Bringing Spaces to Life – Biophilic Spatial Design

Connecting People, Nature and Space

04

The project ran in conjunction with Green Week and the Wild Renaturing the City symposium at the London College of Communication.

Year 2 BA (Hons) Spatial Design and BA (Hons) Design Management and Cultures students recently completed a project where, working in small groups, they investigated and transformed a site within the City of London, using design schemes based on biophilic principles. Spatial Design students provided the design for the site transformations and Design Management & Cultures students worked on branding and promoting of the site.

01

The aim of the project was to imagine a better future and demonstrate how biophilic principles can bring spaces to life. To improve health and wellbeing by providing a spatial design solution towards the design of an urban interior that reconnects people with the natural world, and to make this space a destination for the general public.

Film by: Claudia, Rebecca, Ola from BA (Hons) Design Management & Cultures with the participation of Nahla, Coco, Anna, Hannah from BA (Hons) Spatial Design.

Visuals of the projects by spatial design students

Film by: Fareeha, Georgia, Ainofrom BA (Hons) Design Management & Cultures with the participation of Alice, Jason, Zahraa, Nisha from BA (Hons) Spatial Design.

Biophilic design

‘Biophilic design is the deliberate attempt to translate an understanding of the inherent human affinity to affiliate with natural systems and processes – known as biophilia’ (Kellert, 2008: 3).

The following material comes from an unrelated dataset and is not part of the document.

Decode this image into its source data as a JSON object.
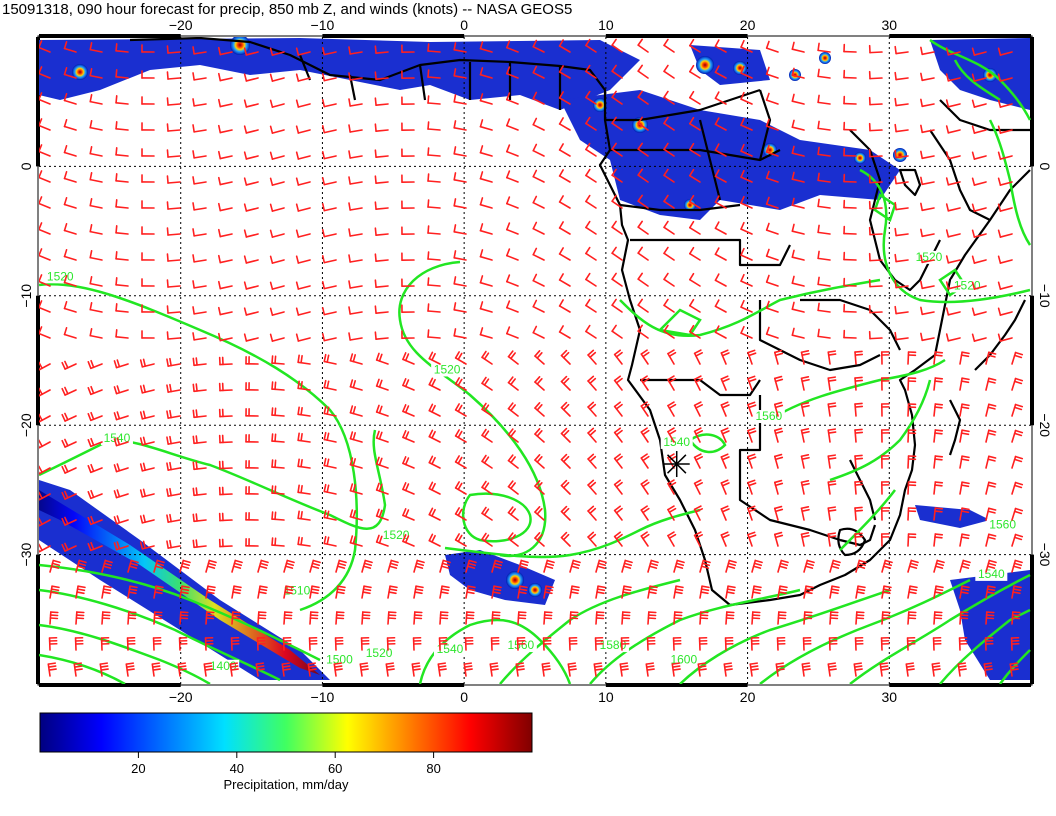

Thus, ‘The idea of biophilic design arises from the increasing recognition that the human mind and body evolved in a sensorially rich world, one that continues to be critical of people’s health, productivity, emotional, intellectual and even spiritual wellbeing’ (Kellert, 2008: vii).

Modern building practices promote a model that is often resource intensive and unsustainable, and where the natural world is either neglected, substantially altered, highly controlled, or eradicated altogether.

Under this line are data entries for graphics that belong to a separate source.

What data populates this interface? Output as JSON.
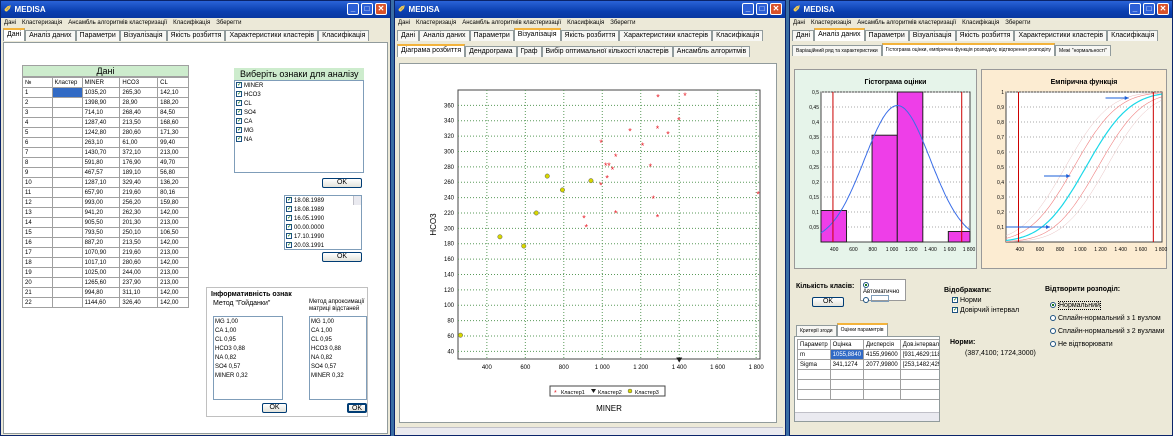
{
  "app": {
    "title": "MEDISA",
    "menu": [
      "Дані",
      "Кластеризація",
      "Ансамбль алгоритмів кластеризації",
      "Класифікація",
      "Зберегти"
    ]
  },
  "main_tabs": [
    "Дані",
    "Аналіз даних",
    "Параметри",
    "Візуалізація",
    "Якість розбиття",
    "Характеристики кластерів",
    "Класифікація"
  ],
  "w1": {
    "data_title": "Дані",
    "columns": [
      "№",
      "Кластер",
      "MINER",
      "HCO3",
      "CL"
    ],
    "rows": [
      [
        "1",
        "",
        "1035,20",
        "265,30",
        "142,10"
      ],
      [
        "2",
        "",
        "1398,90",
        "28,90",
        "188,20"
      ],
      [
        "3",
        "",
        "714,10",
        "268,40",
        "84,50"
      ],
      [
        "4",
        "",
        "1287,40",
        "213,50",
        "168,60"
      ],
      [
        "5",
        "",
        "1242,80",
        "280,60",
        "171,30"
      ],
      [
        "6",
        "",
        "263,10",
        "61,00",
        "99,40"
      ],
      [
        "7",
        "",
        "1430,70",
        "372,10",
        "213,00"
      ],
      [
        "8",
        "",
        "591,80",
        "176,90",
        "49,70"
      ],
      [
        "9",
        "",
        "467,57",
        "189,10",
        "56,80"
      ],
      [
        "10",
        "",
        "1287,10",
        "329,40",
        "136,20"
      ],
      [
        "11",
        "",
        "657,90",
        "219,60",
        "80,16"
      ],
      [
        "12",
        "",
        "993,00",
        "256,20",
        "159,80"
      ],
      [
        "13",
        "",
        "941,20",
        "262,30",
        "142,00"
      ],
      [
        "14",
        "",
        "905,50",
        "201,30",
        "213,00"
      ],
      [
        "15",
        "",
        "793,50",
        "250,10",
        "106,50"
      ],
      [
        "16",
        "",
        "887,20",
        "213,50",
        "142,00"
      ],
      [
        "17",
        "",
        "1070,90",
        "219,60",
        "213,00"
      ],
      [
        "18",
        "",
        "1017,10",
        "280,60",
        "142,00"
      ],
      [
        "19",
        "",
        "1025,00",
        "244,00",
        "213,00"
      ],
      [
        "20",
        "",
        "1265,60",
        "237,90",
        "213,00"
      ],
      [
        "21",
        "",
        "994,80",
        "311,10",
        "142,00"
      ],
      [
        "22",
        "",
        "1144,60",
        "326,40",
        "142,00"
      ]
    ],
    "features_title": "Виберіть ознаки для аналізу",
    "features": [
      "MINER",
      "HCO3",
      "CL",
      "SO4",
      "CA",
      "MG",
      "NA"
    ],
    "ok": "OK",
    "dates": [
      "18.08.1989",
      "18.08.1989",
      "16.05.1990",
      "00.00.0000",
      "17.10.1990",
      "20.03.1991"
    ],
    "info_title": "Інформативність ознак",
    "method1": "Метод \"Гойданки\"",
    "method2": "Метод апроксимації матриці відстаней",
    "list1": [
      "MG 1,00",
      "CA 1,00",
      "CL 0,95",
      "HCO3 0,88",
      "NA 0,82",
      "SO4 0,57",
      "MINER 0,32"
    ],
    "list2": [
      "MG 1,00",
      "CA 1,00",
      "CL 0,95",
      "HCO3 0,88",
      "NA 0,82",
      "SO4 0,57",
      "MINER 0,32"
    ]
  },
  "w2": {
    "sub_tabs": [
      "Діаграма розбиття",
      "Дендрограма",
      "Граф",
      "Вибір оптимальної кількості кластерів",
      "Ансамбль алгоритмів"
    ]
  },
  "chart_data": {
    "type": "scatter",
    "xlabel": "MINER",
    "ylabel": "HCO3",
    "xlim": [
      250,
      1820
    ],
    "ylim": [
      30,
      380
    ],
    "xticks": [
      400,
      600,
      800,
      1000,
      1200,
      1400,
      1600,
      1800
    ],
    "yticks": [
      40,
      60,
      80,
      100,
      120,
      140,
      160,
      180,
      200,
      220,
      240,
      260,
      280,
      300,
      320,
      340,
      360
    ],
    "series": [
      {
        "name": "Кластер1",
        "marker": "star",
        "color": "#e8202a",
        "points": [
          [
            1290,
            370
          ],
          [
            1430,
            372
          ],
          [
            1398,
            340
          ],
          [
            1287,
            329
          ],
          [
            1342,
            322
          ],
          [
            994,
            311
          ],
          [
            1210,
            307
          ],
          [
            1144,
            326
          ],
          [
            1070,
            293
          ],
          [
            1035,
            281
          ],
          [
            1250,
            280
          ],
          [
            1018,
            281
          ],
          [
            1053,
            276
          ],
          [
            993,
            256
          ],
          [
            1025,
            265
          ],
          [
            1265,
            238
          ],
          [
            1810,
            244
          ],
          [
            1287,
            214
          ],
          [
            1070,
            219
          ],
          [
            905,
            213
          ],
          [
            917,
            201
          ]
        ]
      },
      {
        "name": "Кластер2",
        "marker": "triangle",
        "color": "#1a1a1a",
        "points": [
          [
            1400,
            28
          ]
        ]
      },
      {
        "name": "Кластер3",
        "marker": "circle",
        "color": "#d8d800",
        "points": [
          [
            714,
            268
          ],
          [
            793,
            250
          ],
          [
            941,
            262
          ],
          [
            657,
            220
          ],
          [
            468,
            189
          ],
          [
            592,
            177
          ],
          [
            263,
            61
          ]
        ]
      }
    ],
    "legend": "bottom"
  },
  "w3": {
    "sub_tabs": [
      "Варіаційний ряд та характеристики",
      "Гістограма оцінки, емпірична функція розподілу, відтворення розподілу",
      "Межі \"нормальності\""
    ],
    "hist": {
      "title": "Гістограма оцінки",
      "xticks": [
        400,
        600,
        800,
        1000,
        1200,
        1400,
        1600,
        1800
      ],
      "yticks": [
        0.05,
        0.1,
        0.15,
        0.2,
        0.25,
        0.3,
        0.35,
        0.4,
        0.45,
        0.5
      ],
      "bins": [
        [
          263,
          528,
          0.105
        ],
        [
          793,
          1055,
          0.356
        ],
        [
          1055,
          1320,
          0.5
        ],
        [
          1585,
          1810,
          0.035
        ]
      ],
      "xlim": [
        263,
        1810
      ],
      "ylim": [
        0,
        0.5
      ]
    },
    "ecdf": {
      "title": "Емпірична функція",
      "xticks": [
        400,
        600,
        800,
        1000,
        1200,
        1400,
        1600,
        1800
      ],
      "yticks": [
        0.1,
        0.2,
        0.3,
        0.4,
        0.5,
        0.6,
        0.7,
        0.8,
        0.9,
        1
      ],
      "xlim": [
        263,
        1810
      ],
      "ylim": [
        0,
        1
      ]
    },
    "classes_label": "Кількість класів:",
    "auto": "Автоматично",
    "ok": "OK",
    "show_label": "Відображати:",
    "norm": "Норми",
    "conf": "Довірчий інтервал",
    "restore_label": "Відтворити розподіл:",
    "restore": [
      "Нормальний",
      "Сплайн-нормальний з 1 вузлом",
      "Сплайн-нормальний з 2 вузлами",
      "Не відтворювати"
    ],
    "tabs2": [
      "Критерії згоди",
      "Оцінки параметрів"
    ],
    "param_cols": [
      "Параметр",
      "Оцінка",
      "Дисперсія",
      "Дов.інтервал"
    ],
    "param_rows": [
      [
        "m",
        "1055,8840",
        "4155,99600",
        "[931,4629;1180,306"
      ],
      [
        "Sigma",
        "341,1274",
        "2077,99800",
        "[253,1482;429,1065"
      ]
    ],
    "norms_label": "Норми:",
    "norms_value": "(387,4100; 1724,3000)"
  }
}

The prevailing breach between the modern built environment and the natural world has resulted in ‘environmental degradation, and separation of people from natural systems and processes’ (Kellert, 2008: vii). The body becomes alienated from its natural surroundings, both physically and psychologically, resulting in what Professor David Orr describes as ‘a sense of placelessness’ whereby the lack of understanding in ecological processes results in spaces that ‘resonate with no part of our biology, evolutionary experience, or aesthetic sensibilities’ (Orr, 1999: 213).